Par mesure de consolation, la boîte à vitesses reçut un premier rapport très démultiplié ajouté aux 4 vitesses initiales.
Pour la petite histoire, l'Iltis a été produite de 1978 à 1988 dans l'usine d'Ingolstadt sur les chaînes de la DKW.

Le potentiel de la conception Munga a été mis en évidence lorsque L'Iltis remporta le Paris-Dakar en 1980.

Cette vue de l'Iltis laisse voir l'héritage de la F91/4 sous la forme des roues indépendantes suspendues par des ressorts à lames transversaux, des freins à tambours sans oublier les flancs nervurés caractéristiques de la carrosserie. Avec le souci d'équilibrer la dysharmonie du long porte-à-faux AV, les constructeurs n'ont pas hésité à allonger l'arrière dans la foulée. En revanche, l'empattement de 2 mètres a été repris sans retouche de la Munga.


Avantages des Munga transplantées:

- Le recours temporaire à un moteur étranger a sans doute permis au véhicule d'éviter la casse, donc de survivre pendant la période où la DKW F91/4 n'était pas un véhicule de collection.

- Une reconversion à l'origine est toujours possible. D'ailleurs, le véhicule qui a servi à illustrer cette page fait actuellement l'objet d'une telle opération. Vous pourrez prochainement suivre sur le site l'avancement des travaux.

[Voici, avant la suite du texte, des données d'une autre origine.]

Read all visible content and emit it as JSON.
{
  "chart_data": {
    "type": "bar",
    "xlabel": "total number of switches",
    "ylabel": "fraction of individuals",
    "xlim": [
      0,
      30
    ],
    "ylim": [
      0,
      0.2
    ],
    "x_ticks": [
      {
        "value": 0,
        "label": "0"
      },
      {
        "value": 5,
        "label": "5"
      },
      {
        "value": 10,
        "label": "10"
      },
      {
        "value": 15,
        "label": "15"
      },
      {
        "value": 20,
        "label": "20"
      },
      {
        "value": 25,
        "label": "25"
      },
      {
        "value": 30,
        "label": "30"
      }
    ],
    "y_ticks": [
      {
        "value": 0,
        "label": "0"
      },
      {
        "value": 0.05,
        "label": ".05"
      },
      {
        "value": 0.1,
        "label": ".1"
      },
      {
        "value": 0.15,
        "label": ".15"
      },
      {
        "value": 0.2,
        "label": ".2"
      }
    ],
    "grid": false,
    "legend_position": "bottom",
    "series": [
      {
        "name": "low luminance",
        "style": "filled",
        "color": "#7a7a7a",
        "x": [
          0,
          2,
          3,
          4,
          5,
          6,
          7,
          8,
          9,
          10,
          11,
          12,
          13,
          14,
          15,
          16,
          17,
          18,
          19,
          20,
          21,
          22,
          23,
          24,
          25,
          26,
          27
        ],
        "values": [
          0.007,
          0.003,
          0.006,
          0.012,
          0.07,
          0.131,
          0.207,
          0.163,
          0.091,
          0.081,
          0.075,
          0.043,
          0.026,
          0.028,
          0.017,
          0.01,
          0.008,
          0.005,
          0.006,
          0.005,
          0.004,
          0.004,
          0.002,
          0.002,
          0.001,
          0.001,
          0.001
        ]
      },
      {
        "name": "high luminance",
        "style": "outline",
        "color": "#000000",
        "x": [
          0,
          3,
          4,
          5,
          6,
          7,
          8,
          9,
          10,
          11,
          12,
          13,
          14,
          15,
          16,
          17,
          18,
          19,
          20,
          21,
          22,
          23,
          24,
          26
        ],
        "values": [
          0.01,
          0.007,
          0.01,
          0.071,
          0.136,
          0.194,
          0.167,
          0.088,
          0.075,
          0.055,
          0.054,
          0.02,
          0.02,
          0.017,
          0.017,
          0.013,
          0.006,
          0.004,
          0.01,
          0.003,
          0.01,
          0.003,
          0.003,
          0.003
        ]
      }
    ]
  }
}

- Pour les paresseux de la pédale de frein, le 4 temps produit un effet de ralentissement plus accentué dès qu'il n'est plus alimenté.



Inconvénients :

- Une Munga affublée d'un moteur étranger ne peut prétendre au statut de véhicule de collection, d'où la décote de 50% généralement observée dans les transactions.

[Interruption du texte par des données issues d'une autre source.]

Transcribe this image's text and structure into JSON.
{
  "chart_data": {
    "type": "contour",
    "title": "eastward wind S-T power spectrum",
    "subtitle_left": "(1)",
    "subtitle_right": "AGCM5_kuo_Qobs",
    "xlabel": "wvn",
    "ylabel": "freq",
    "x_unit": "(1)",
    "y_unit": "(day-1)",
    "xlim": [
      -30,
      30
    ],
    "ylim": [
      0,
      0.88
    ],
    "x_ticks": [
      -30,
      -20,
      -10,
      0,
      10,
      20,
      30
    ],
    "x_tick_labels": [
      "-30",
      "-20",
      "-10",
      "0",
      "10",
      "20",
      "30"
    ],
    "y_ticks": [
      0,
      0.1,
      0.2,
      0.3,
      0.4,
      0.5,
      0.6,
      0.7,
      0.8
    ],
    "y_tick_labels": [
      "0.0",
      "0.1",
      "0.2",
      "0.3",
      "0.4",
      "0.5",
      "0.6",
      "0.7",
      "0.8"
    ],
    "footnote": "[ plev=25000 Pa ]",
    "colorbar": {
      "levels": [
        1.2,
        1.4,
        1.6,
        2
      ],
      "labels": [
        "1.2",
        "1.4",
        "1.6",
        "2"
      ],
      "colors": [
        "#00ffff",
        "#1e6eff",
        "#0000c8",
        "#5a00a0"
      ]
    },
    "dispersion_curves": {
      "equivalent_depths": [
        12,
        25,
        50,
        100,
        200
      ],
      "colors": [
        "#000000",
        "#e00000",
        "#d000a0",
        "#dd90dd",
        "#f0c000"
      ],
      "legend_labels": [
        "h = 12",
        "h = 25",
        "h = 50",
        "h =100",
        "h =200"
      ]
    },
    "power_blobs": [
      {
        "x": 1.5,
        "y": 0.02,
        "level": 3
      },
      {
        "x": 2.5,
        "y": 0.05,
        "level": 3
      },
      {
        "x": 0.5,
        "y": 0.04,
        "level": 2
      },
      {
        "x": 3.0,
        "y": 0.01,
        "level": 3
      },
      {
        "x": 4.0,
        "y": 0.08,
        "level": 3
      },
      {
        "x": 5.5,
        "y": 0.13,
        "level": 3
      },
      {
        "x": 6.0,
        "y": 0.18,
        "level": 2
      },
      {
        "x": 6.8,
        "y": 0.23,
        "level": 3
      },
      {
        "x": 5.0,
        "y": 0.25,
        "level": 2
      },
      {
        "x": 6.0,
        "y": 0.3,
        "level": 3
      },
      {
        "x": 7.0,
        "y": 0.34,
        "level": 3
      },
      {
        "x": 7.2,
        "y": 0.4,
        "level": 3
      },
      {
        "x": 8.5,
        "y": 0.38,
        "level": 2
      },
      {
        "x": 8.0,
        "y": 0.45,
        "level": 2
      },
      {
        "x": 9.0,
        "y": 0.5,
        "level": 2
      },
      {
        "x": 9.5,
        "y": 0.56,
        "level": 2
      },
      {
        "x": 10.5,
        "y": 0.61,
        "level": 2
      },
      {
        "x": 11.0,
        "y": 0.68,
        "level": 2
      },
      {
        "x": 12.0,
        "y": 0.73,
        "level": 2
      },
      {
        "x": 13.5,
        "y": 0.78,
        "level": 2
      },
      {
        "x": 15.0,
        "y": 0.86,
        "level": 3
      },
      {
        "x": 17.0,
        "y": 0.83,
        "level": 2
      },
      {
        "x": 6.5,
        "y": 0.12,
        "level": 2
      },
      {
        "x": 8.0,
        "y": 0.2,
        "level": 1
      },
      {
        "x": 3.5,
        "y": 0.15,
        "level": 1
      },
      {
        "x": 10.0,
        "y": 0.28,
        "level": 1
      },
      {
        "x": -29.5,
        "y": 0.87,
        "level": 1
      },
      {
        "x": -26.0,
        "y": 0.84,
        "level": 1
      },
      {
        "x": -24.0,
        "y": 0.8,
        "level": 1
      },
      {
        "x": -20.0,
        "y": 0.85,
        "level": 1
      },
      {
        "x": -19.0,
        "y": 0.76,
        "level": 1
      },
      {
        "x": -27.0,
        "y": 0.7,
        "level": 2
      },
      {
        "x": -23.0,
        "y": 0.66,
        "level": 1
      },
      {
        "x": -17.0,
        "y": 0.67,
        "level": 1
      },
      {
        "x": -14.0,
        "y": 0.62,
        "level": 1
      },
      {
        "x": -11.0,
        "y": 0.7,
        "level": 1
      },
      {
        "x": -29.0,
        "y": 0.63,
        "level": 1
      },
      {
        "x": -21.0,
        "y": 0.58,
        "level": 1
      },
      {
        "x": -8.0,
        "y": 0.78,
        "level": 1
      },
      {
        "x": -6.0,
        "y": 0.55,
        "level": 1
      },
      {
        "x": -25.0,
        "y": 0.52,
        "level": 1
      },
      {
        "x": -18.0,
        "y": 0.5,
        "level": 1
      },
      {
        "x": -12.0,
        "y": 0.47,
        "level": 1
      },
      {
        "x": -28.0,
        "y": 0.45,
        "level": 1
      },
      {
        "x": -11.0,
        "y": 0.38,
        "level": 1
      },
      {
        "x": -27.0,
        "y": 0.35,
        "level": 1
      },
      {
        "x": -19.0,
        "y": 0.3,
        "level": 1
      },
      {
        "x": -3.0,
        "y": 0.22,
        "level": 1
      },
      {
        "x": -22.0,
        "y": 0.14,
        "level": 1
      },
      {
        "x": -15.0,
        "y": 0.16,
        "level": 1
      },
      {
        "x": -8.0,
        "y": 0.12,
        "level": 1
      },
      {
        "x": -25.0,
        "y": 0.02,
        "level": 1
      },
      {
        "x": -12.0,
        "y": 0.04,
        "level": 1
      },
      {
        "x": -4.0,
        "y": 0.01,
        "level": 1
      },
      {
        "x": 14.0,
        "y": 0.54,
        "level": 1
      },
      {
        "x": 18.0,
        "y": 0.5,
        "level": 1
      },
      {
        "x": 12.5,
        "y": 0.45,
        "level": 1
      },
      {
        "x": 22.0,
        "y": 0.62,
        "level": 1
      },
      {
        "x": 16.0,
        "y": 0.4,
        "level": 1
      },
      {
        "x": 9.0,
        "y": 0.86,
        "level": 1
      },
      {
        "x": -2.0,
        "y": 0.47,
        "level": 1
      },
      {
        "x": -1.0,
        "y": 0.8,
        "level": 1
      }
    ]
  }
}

- Des modifications parfois profondes de la structure rendent difficiles la reconversion à l'origine. Si par dessus tout la caisse est corrodée, le véhicule ne peut plus guère servir que de banque de pièces.

- La transmission a certainement souffert des efforts et du poids supplémentaire imposés par le moteur 4t.

- L'argument d'une possible économie de carburant en 4 temps est fallacieux. Un véhicule tous-terrains tel que la Munga ne peut prétendre à une consommation modérée du fait des frottements mécaniques imposées par la transmission 4x4, de la résistance au roulement des pneumatiques TT et, sur route, de l'aérodynamique plutôt défavorable (c'est un euphémisme) de la carrosserie torpédo.
En conséquence, un moteur R12 par exemple qui consommerait 8 l/100km sur la voiture, ne descendra pas en dessous de 11-12 litres sur la jeep. A titre comparatif, 12 litres aux 100 est la consommation annoncée pour l'Iltis ...


En résumé, si vous ne parvenez pas à atteindre la plénitude avec le 2 temps, optez plutôt pour une Iltis, voire une Niva....

Comme acheteur potentiel, ne rejetez pas systématiquement les Munga transformées, si la caisse est saine et le prix mesuré. Dans ce cas, voir ci-dessous....

Si vous êtes en possession d'une Munga au moteur greffé, nous ne saurions trop vous conseiller de suivre les ventes aux enchères à titre préventif, afin d'y dégoter un véhicule vendu pour la pièce et équipé du 3 cylindres.

Enfin, si l'idée d'une transplantation vous tenaille, la seule motorisation alternative digne de prendre place sous le capot serait un groupe 3 cylindres 2 temps à injection directe tel qu'on le trouve sur les hors-bords actuels.

Ainsi serait sauf l'esprit de la Munga matérialisé à la mode néo-rétro!